Gilda

Crítica de Matías Orta - A Sala Llena

Cantantes exitosos abundan, pero muy pocos ascienden a la categoría de fenómenos socioculturales. Uno de esos casos es el de Gilda. Su temprana e inesperada muerte, en septiembre de 1996, no impidió que sus canciones se sigan disfrutando, ni que su mito como sanadora fuera en aumento. Veinte años después, luego de mil intentos, por fin llegó la película sobre su figura.

Gilda, no me arrepiento de este amor presenta a Myriam Alejandra Bianchi (Natalia Oreiro), una maestra jardinera, casada y con dos hijos. Torciendo con su rutina, acude a un casting para vocalistas de música tropical. No es devota de ese estilo (se formó escuchando Sui Generis, por ejemplo), pero poco le importa. Quedar en la prueba es apenas el comienzo de una carrera tan corta como intensa, donde debió superar los prejuicios de familiares y de productores discográficos. Una lucha que valió la pena: sin ser voluptuosa como las estrellas femeninas de cumbia de esa época, y a fuerza de carisma y de letras personales, pronto se convirtió en una abanderada de la bailanta y en un ícono popular.

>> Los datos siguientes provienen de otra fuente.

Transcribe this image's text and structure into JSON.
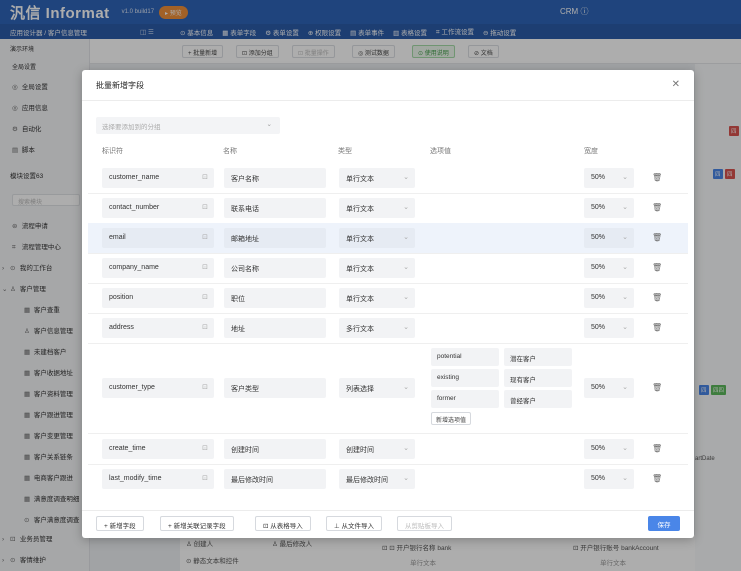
{
  "app": {
    "title": "汎信 Informat",
    "version": "v1.0 build17",
    "badge": "▸ 预览",
    "crm_label": "CRM ⓘ"
  },
  "nav": {
    "breadcrumb": "应用设计器 / 客户信息管理",
    "tabs": [
      "基本信息",
      "表单字段",
      "表单设置",
      "权限设置",
      "表单事件",
      "表格设置",
      "工作流设置",
      "拖动设置"
    ]
  },
  "sidebar": {
    "env": "演示环境",
    "global_section": "全局设置",
    "items": [
      {
        "icon": "◎",
        "label": "全局设置"
      },
      {
        "icon": "◎",
        "label": "应用信息"
      },
      {
        "icon": "⚙",
        "label": "自动化"
      },
      {
        "icon": "▤",
        "label": "脚本"
      }
    ],
    "module_label": "模块设置63",
    "search_placeholder": "搜索模块",
    "modules": [
      "流程申请",
      "流程管理中心",
      "我的工作台",
      "客户管理",
      "客户查重",
      "客户信息管理",
      "未建档客户",
      "客户收据地址",
      "客户资料管理",
      "客户跟进管理",
      "客户变更管理",
      "客户关系链条",
      "电商客户跟进",
      "满意度调查明细",
      "客户满意度调查",
      "业务员管理",
      "客情维护"
    ]
  },
  "toolbar": {
    "buttons": [
      "+ 批量新增",
      "⊡ 添加分组",
      "⊡ 批量操作",
      "◎ 测试数据",
      "⊙ 使用说明",
      "⊘ 文档"
    ]
  },
  "background_bottom": {
    "creator": "创建人",
    "modifier": "最后修改人",
    "static_text": "静态文本和控件",
    "bank_label": "开户银行名称",
    "bank_code": "bank",
    "bank_account_label": "开户银行账号",
    "bank_account_code": "bankAccount",
    "field_type": "单行文本",
    "partial_code": "artDate"
  },
  "modal": {
    "title": "批量新增字段",
    "group_placeholder": "选择要添加到的分组",
    "columns": {
      "identifier": "标识符",
      "name": "名称",
      "type": "类型",
      "options": "选项值",
      "width": "宽度"
    },
    "rows": [
      {
        "id": "customer_name",
        "name": "客户名称",
        "type": "单行文本",
        "width": "50%"
      },
      {
        "id": "contact_number",
        "name": "联系电话",
        "type": "单行文本",
        "width": "50%"
      },
      {
        "id": "email",
        "name": "邮箱地址",
        "type": "单行文本",
        "width": "50%"
      },
      {
        "id": "company_name",
        "name": "公司名称",
        "type": "单行文本",
        "width": "50%"
      },
      {
        "id": "position",
        "name": "职位",
        "type": "单行文本",
        "width": "50%"
      },
      {
        "id": "address",
        "name": "地址",
        "type": "多行文本",
        "width": "50%"
      },
      {
        "id": "customer_type",
        "name": "客户类型",
        "type": "列表选择",
        "width": "50%",
        "options": [
          {
            "value": "potential",
            "label": "潜在客户"
          },
          {
            "value": "existing",
            "label": "现有客户"
          },
          {
            "value": "former",
            "label": "曾经客户"
          }
        ],
        "add_option": "新增选项值"
      },
      {
        "id": "create_time",
        "name": "创建时间",
        "type": "创建时间",
        "width": "50%"
      },
      {
        "id": "last_modify_time",
        "name": "最后修改时间",
        "type": "最后修改时间",
        "width": "50%"
      }
    ],
    "footer": {
      "add_field": "+ 新增字段",
      "add_related": "+ 新增关联记录字段",
      "from_table": "⊡ 从表格导入",
      "from_file": "⊥ 从文件导入",
      "from_clipboard": "从剪贴板导入",
      "save": "保存"
    }
  }
}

En la línea de buen número de biopics, la película cuenta el nacimiento de un mito, pero la directora Lorena Muñoz esquiva la mayor cantidad posible de lugares comunes, incluyendo el esquema televisivo. Formada como documentalista (Yo no Sé que me han Hecho tus Ojos y Los Próximos Pasados, por nombrar dos), Muñoz bucea en la intimidad de Myriam (o Gil, como la conocían sus allegados), y le imprime autenticidad al film a través de un pensado uso de los recursos cinematográficos, como la fotografía y el sonido, y mediante la participación de fanáticos verdaderos e integrantes de la banda que sobrevivieron al accidente automovilístico que le costó la vida a la incipiente estrella. Podemos ver a la artista componiendo y entonando sus éxitos más destacados (“Fuiste”, “Corazón valiente” y el que le da título a la película, entre otros), que son utilizados en momentos muy estratégicos, de manera que cumplen una función dramática. Además, un puñado de flashbacks permite comprender su pasión, sus anhelos y sus recuerdos dolorosos.

Difícil imaginar a Gilda siendo interpretada por alguien que no sea Natalia Oreiro. Si bien el talento y la presencia de la actriz uruguaya están fuera de discusión, aquí logra el mejor trabajo de su carrera. Quien canta, baila, ríe, lucha y sufre en pantalla no es Natalia Oreiro: es Gilda. Y lejos de limitarse a una extraordinaria caracterización, le da alma al personaje, lo vuelve palpable, gracias a una amplia gama de emociones.

El elenco secundario también merece aplausos. Lautaro Delgado es Raúl, su marido; un individuo chapado a la antigua, que cuestiona las nuevas actividades de su mujer, pese a que luego necesitará de ella. Un rol que podría haber quedado en el cliqué, pero al que Delgado le otorga humanidad. Javier Drolás (conocido por Medianeras, de Gustavo Taretto) cumple en el papel de Toti Giménez, el tecladista, descubridor y socio. Roly Serrano y Daniel Valenzuela encarnan a la parte más áspera del mundo de la movida tropical. La muy prometedora Ángela Torres brilla haciendo de la versión adolescente de Myriam, y lo mismo puede decirse de Daniel Melingo dándole padre. Mención especial para Susana Varela; tiene una brevísima pero conmovedora participación como la madre de una niña que, al parecer, se curó de una enfermedad escuchando canciones de Gilda.

Luminosa cuando corresponde y sórdida en los momentos justos, Gilda, no me arrepiento de este amor triunfa como la biografía de una celebridad y como la historia de una mujer que dio todo para cumplir sus sueños. Al igual que la verdadera Gilda, ganará el corazón de fanáticos y de quienes se acercan por primera vez.